Sept. 9 (UPI) -- Researchers have developed a new method for analyzing satellite data to gauge the fire susceptibility of peatlands.
Peatlands offer extremely efficient carbon sequestration services. When they burn, high concentrations of CO2 are released into the atmosphere. Over the last 30 years, peatland fires in Asia have been increasing in size, severity and frequency.
"Although they only cover 3 percent of the world's land area, peatlands are estimated to contain 21 percent of the world's soil carbon," Nathan Dadap, doctoral candidate at Stanford University, said in a news release.
Dadap and his colleagues developed a new method for identifying regions of peatland most likely to burn. Their breakthrough was only possible as a result of the degradation of peatland forests in the region.
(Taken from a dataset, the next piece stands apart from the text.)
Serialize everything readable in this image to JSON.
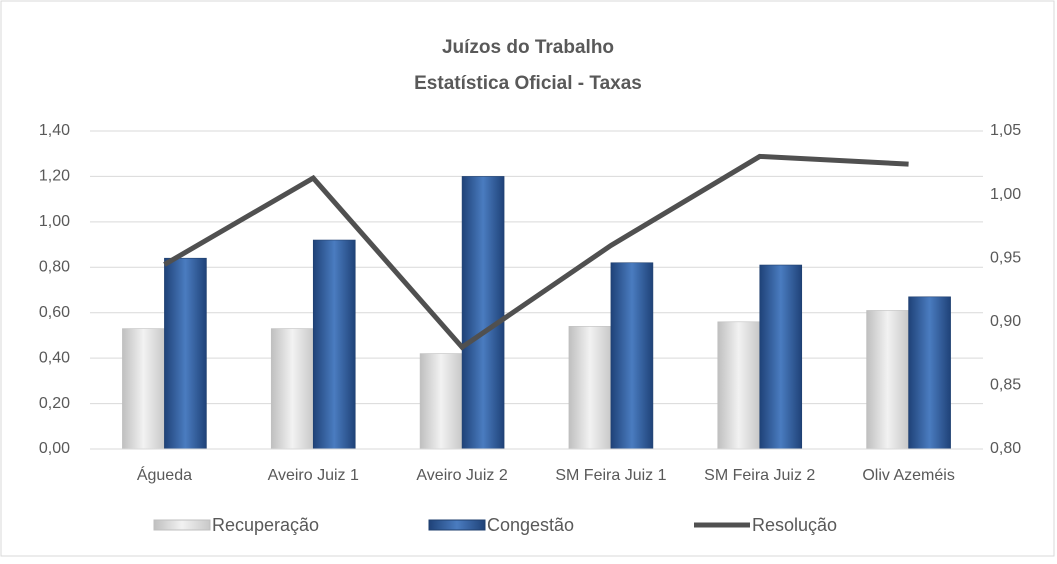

The conversion of so many tropical forests into palm oil plantations, allowed scientists to measure varying soil moisture levels across the region. Ironically, the region's environmental degradation could end up helping officials protect and prevent fire among the most vulnerable patches of peatland.
Using satellite data and a new algorithm, scientists developed a way to gauge soil moisture across Asian peatlands. Currently, officials use precipitation to monitor fire risk, but authors of the new study -- published Monday in the journal Environmental Research Letters -- claim soil moisture is a more accurate predictor of fire susceptibility.
"The problem with using precipitation as an indicator is that it doesn't take into account the local conditions," Dadap said. "If one area has drainage canals and another does not, but you still have the same amount of precipitation, the one with canals still is going to have a much higher risk of fires. That's why we think that inclusion of soil moisture can be an important metric for capturing conditions on the ground."
Researchers were able to test the accuracy of their algorithm by comparing their findings with the results of a laboratory-based peat ignition study.
Peatland fires burn fast and spread quickly. They are extremely difficult to control. In 2015, drought and degraded soil combined to fuel hundreds of peatland fires across the island of Borneo. The massive fires caused extreme air pollution, which was blamed for 100,000 premature deaths in Indonesia, Malaysia and Singapore.
In studying the relationship between moisture levels and 2015 fires -- using data from NASA's Soil Moisture Active Passive mission -- researchers identified a key threshold. Below a certain level of moisture, ignited peatland fires tend to get especially big.
"That was probably the most shocking finding, since we were measuring soil moisture from the satellite -- it was a totally different method than this laboratory ignition study," Dadap said. "It was a pleasant surprise to have an independent comparison that seems to match up really well."